Deep neural networks

Neural networks with one hidden layer are called shallow, with more than one deep. The number of nodes in the hidden layer can vary as well as the discrimatory function.

Before we talk about the most important question how to actually train a network, i.e. determine the network which approximates well a given function on a trainings set, we try to understand first what we can in principle expect.

What shall give a series of arguments why deep neural networks represent so well non-linear functions following the famous article Provable approximations for deep neural networks by Uri Shaham, Alexander Cloninger and Ronald R. Coifman.

The main statement of the article is in fact amazing:

$L^2$ functions with sparse wavelet expansion on $d$ dimensional manifolds $\Gamma \subset \mathbb{R}^m$ can be approximated by depth $3$ sparsely connected neural networks with $N$ units up to order $ 1/N $. Constants mainly depend on $ d $ and only weakly on $m$.

Classical work by Barron suggests actually such a relationship by functional analytic arguments.
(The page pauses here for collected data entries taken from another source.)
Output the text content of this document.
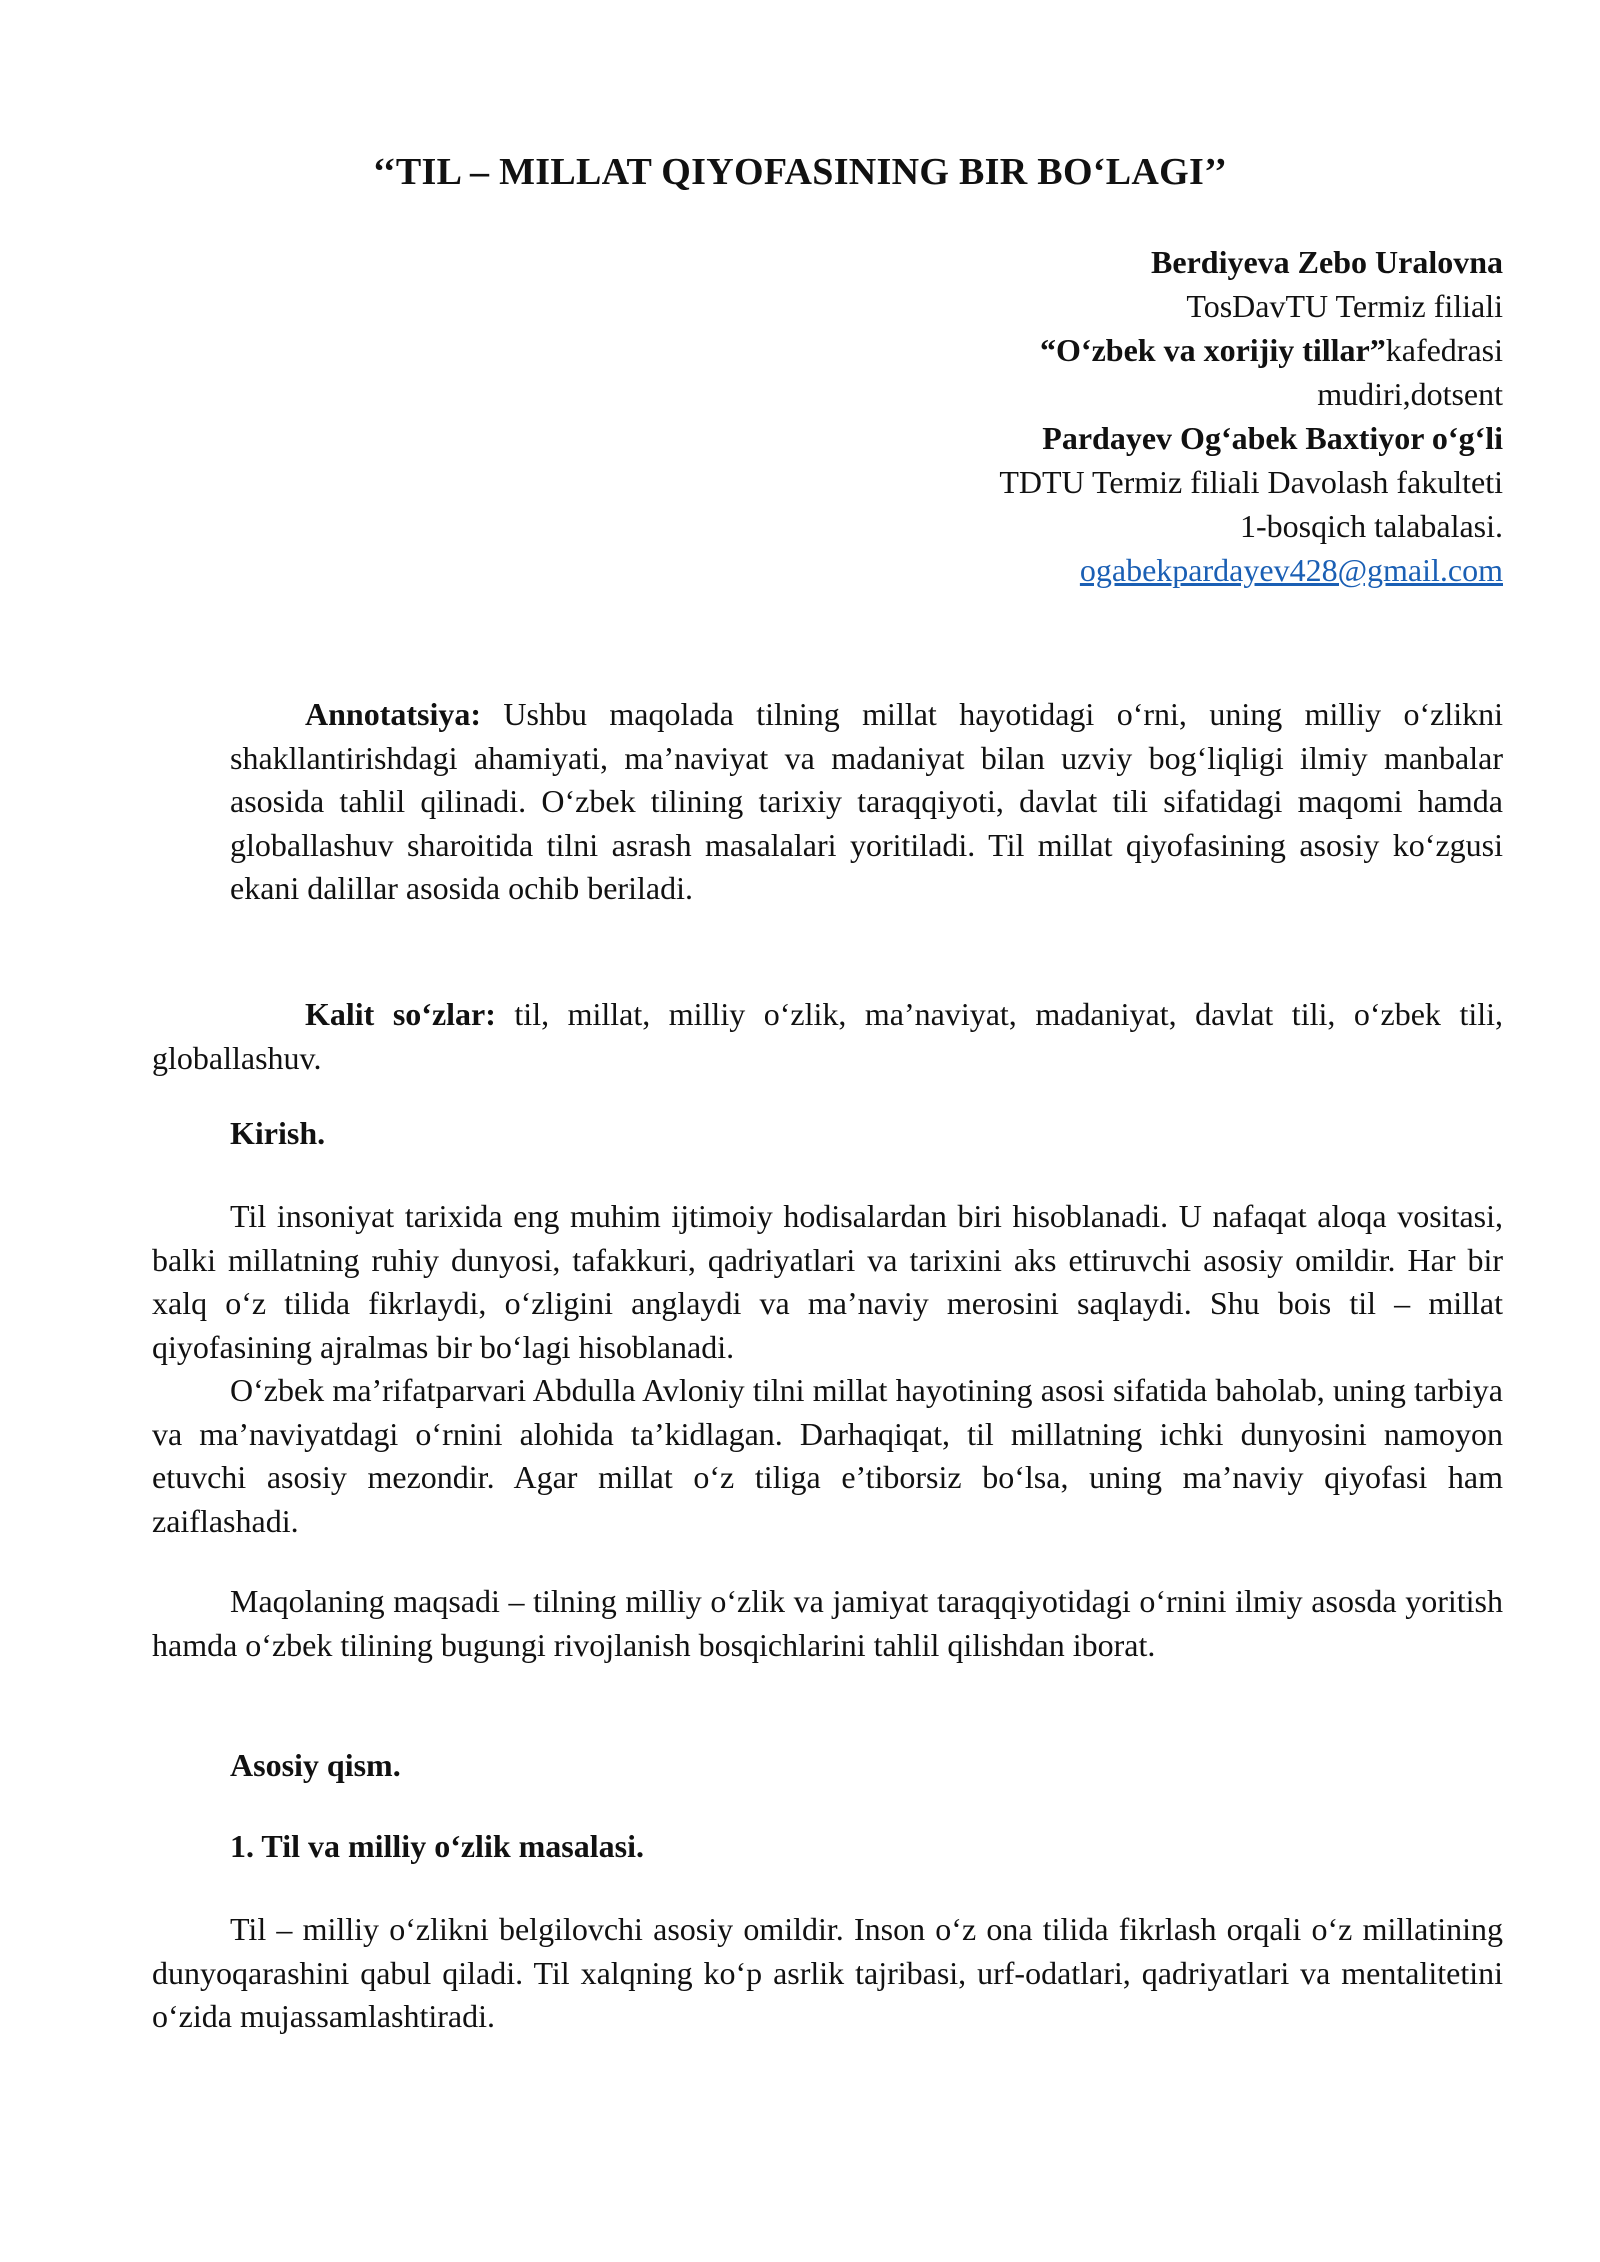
‘‘TIL – MILLAT QIYOFASINING BIR BO‘LAGI’’
Berdiyeva Zebo Uralovna
TosDavTU Termiz filiali
“O‘zbek va xorijiy tillar”kafedrasi
mudiri,dotsent
Pardayev Og‘abek Baxtiyor o‘g‘li
TDTU Termiz filiali Davolash fakulteti
1-bosqich talabalasi.
ogabekpardayev428@gmail.com
Annotatsiya: Ushbu maqolada tilning millat hayotidagi o‘rni, uning milliy o‘zlikni shakllantirishdagi ahamiyati, ma’naviyat va madaniyat bilan uzviy bog‘liqligi ilmiy manbalar asosida tahlil qilinadi. O‘zbek tilining tarixiy taraqqiyoti, davlat tili sifatidagi maqomi hamda globallashuv sharoitida tilni asrash masalalari yoritiladi. Til millat qiyofasining asosiy ko‘zgusi ekani dalillar asosida ochib beriladi.
Kalit so‘zlar: til, millat, milliy o‘zlik, ma’naviyat, madaniyat, davlat tili, o‘zbek tili, globallashuv.
Kirish.
Til insoniyat tarixida eng muhim ijtimoiy hodisalardan biri hisoblanadi. U nafaqat aloqa vositasi, balki millatning ruhiy dunyosi, tafakkuri, qadriyatlari va tarixini aks ettiruvchi asosiy omildir. Har bir xalq o‘z tilida fikrlaydi, o‘zligini anglaydi va ma’naviy merosini saqlaydi. Shu bois til – millat qiyofasining ajralmas bir bo‘lagi hisoblanadi.
O‘zbek ma’rifatparvari Abdulla Avloniy tilni millat hayotining asosi sifatida baholab, uning tarbiya va ma’naviyatdagi o‘rnini alohida ta’kidlagan. Darhaqiqat, til millatning ichki dunyosini namoyon etuvchi asosiy mezondir. Agar millat o‘z tiliga e’tiborsiz bo‘lsa, uning ma’naviy qiyofasi ham zaiflashadi.
Maqolaning maqsadi – tilning milliy o‘zlik va jamiyat taraqqiyotidagi o‘rnini ilmiy asosda yoritish hamda o‘zbek tilining bugungi rivojlanish bosqichlarini tahlil qilishdan iborat.
Asosiy qism.
1. Til va milliy o‘zlik masalasi.
Til – milliy o‘zlikni belgilovchi asosiy omildir. Inson o‘z ona tilida fikrlash orqali o‘z millatining dunyoqarashini qabul qiladi. Til xalqning ko‘p asrlik tajribasi, urf-odatlari, qadriyatlari va mentalitetini o‘zida mujassamlashtiradi.
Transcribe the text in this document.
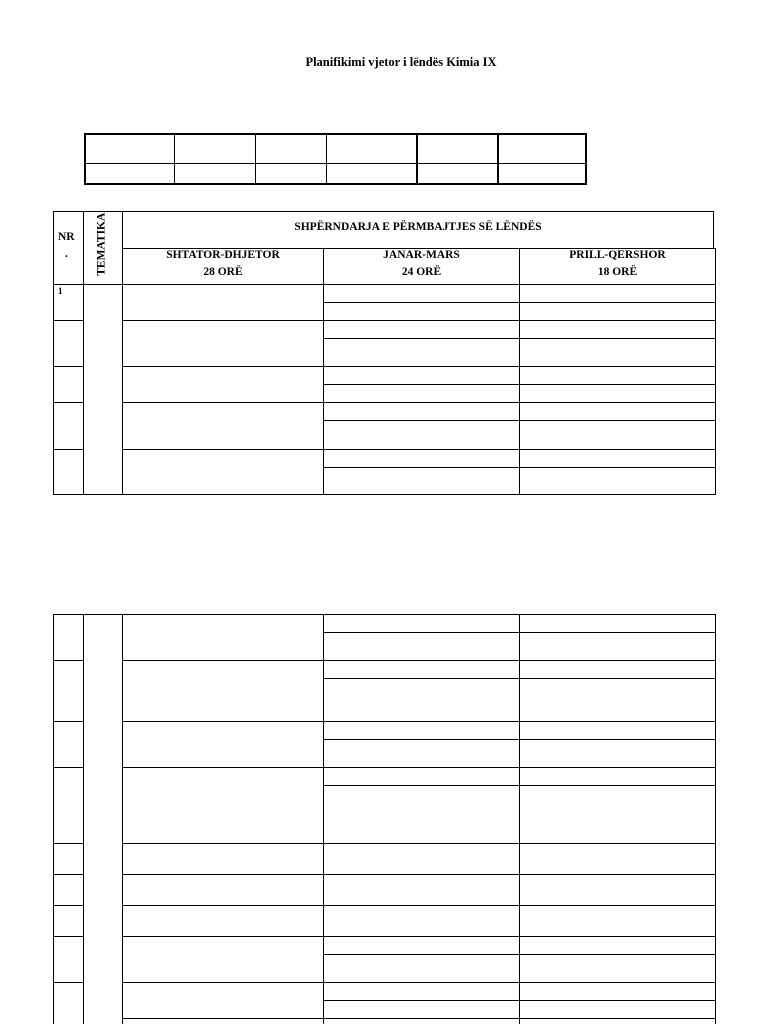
Planifikimi vjetor i lëndës Kimia IX
NR
. TEMATIKA	SHPËRNDARJA E PËRMBAJTJES SË LËNDËS
SHTATOR-DHJETOR
28 ORË
JANAR-MARS
24 ORË
PRILL-QERSHOR
18 ORË
1
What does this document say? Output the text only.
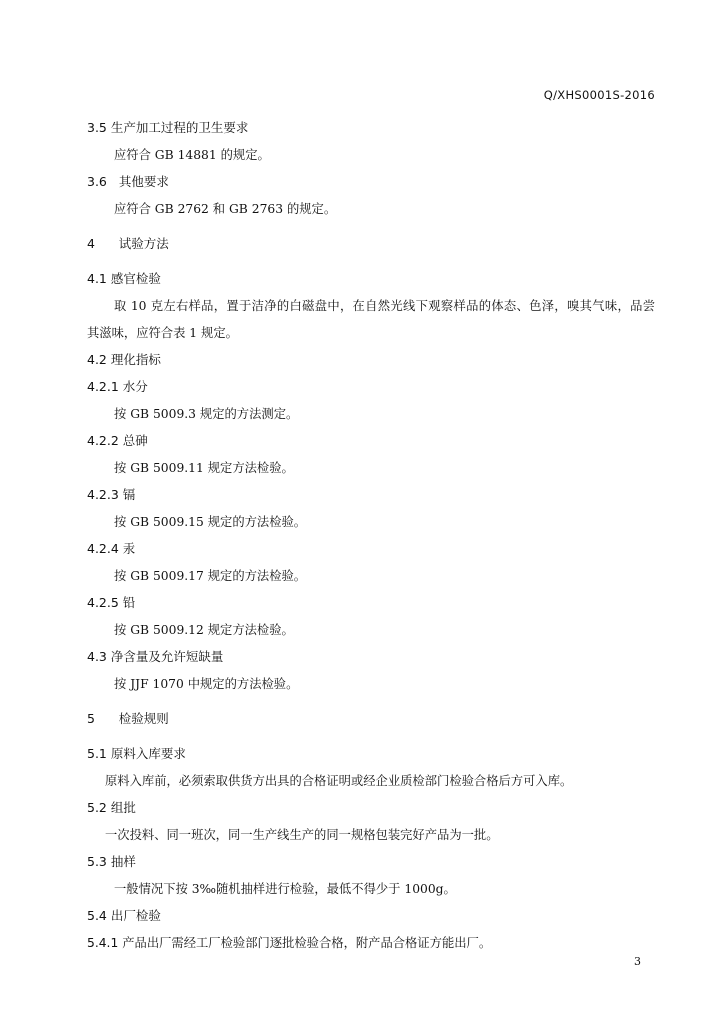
Q/XHS0001S-2016
3.5 生产加工过程的卫生要求
应符合 GB 14881 的规定。
3.6 其他要求
应符合 GB 2762 和 GB 2763 的规定。
4 试验方法
4.1 感官检验
取 10 克左右样品，置于洁净的白磁盘中，在自然光线下观察样品的体态、色泽，嗅其气味，品尝
其滋味，应符合表 1 规定。
4.2 理化指标
4.2.1 水分
按 GB 5009.3 规定的方法测定。
4.2.2 总砷
按 GB 5009.11 规定方法检验。
4.2.3 镉
按 GB 5009.15 规定的方法检验。
4.2.4 汞
按 GB 5009.17 规定的方法检验。
4.2.5 铅
按 GB 5009.12 规定方法检验。
4.3 净含量及允许短缺量
按 JJF 1070 中规定的方法检验。
5 检验规则
5.1 原料入库要求
原料入库前，必须索取供货方出具的合格证明或经企业质检部门检验合格后方可入库。
5.2 组批
一次投料、同一班次，同一生产线生产的同一规格包装完好产品为一批。
5.3 抽样
一般情况下按 3‰随机抽样进行检验，最低不得少于 1000g。
5.4 出厂检验
5.4.1 产品出厂需经工厂检验部门逐批检验合格，附产品合格证方能出厂。
3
However constants there grow with dimension $m$.

The most important insight is the following construction:

Take a rectifier activation function $ r(x) = \max(x,0) $ and define a trapezoid shaped function $$ t(x) = r(x+3) - r(x+1) - r(x-1) + r(x-3) $$

In [186]:
def r(x):
    return np.max([x,0])

def t(x):
    return r(x+3)-r(x+1)-r(x-1)+r(x-3)

x = np.linspace(-5,5,1000)
y = np.array([t(z) for z in x])
plt.plot(x,y)
plt.show()

Next we define the scaling function $$ \phi(x_1,\ldots,x_d) = C_d r \big (\sum_{i=1}^d t(x_i) - 2(d-1) \big) $$ which is already neural network of depth $2$ with a constant chosen such that $ \int \phi(x) dx = 1 $.

This function $ \phi $ is used to define wavelets and so called frames, which serve to expand the non-linear function $ f $, via $ S_{-1} := 0 $. $$ S_k(x,b) := 2^k \phi (2^{k/d}(x-b)) $$ for $ k \in \mathbb{N} $, the 'father' wavelet, and $$ D_k(x,b) := S_k(x,b) - S_{k-1}(x,b) $$ as well as $ \psi_k(x) := 2^{-k/2} D_k(x,b) $, the 'mother' wavelet.

Then $ \{ \psi_k(.,b) \} $ for $ k \in \mathbb{Z} $ and $ b \in 2^{-k} \mathbb{Z}^d $ is a frame in $ L^2(\mathbb{R}^d) $.

Let $ f $ be a compactly supported function on $ \mathbb{R}^d $ with bounded gradient, then for every $ K \in \mathbb{N} $ there is a linear combination $ f_K $ of frame elements up to order $ K $ such $$ \big|f(x) - f_K(x) \big| = O\big(2^{-2K/d}\big) \, . $$

Whence one can approximate the function $ f $ by neural networks of depth $2$ build by rectifier units.

This can apparently be extended to manifolds by localizing to charts.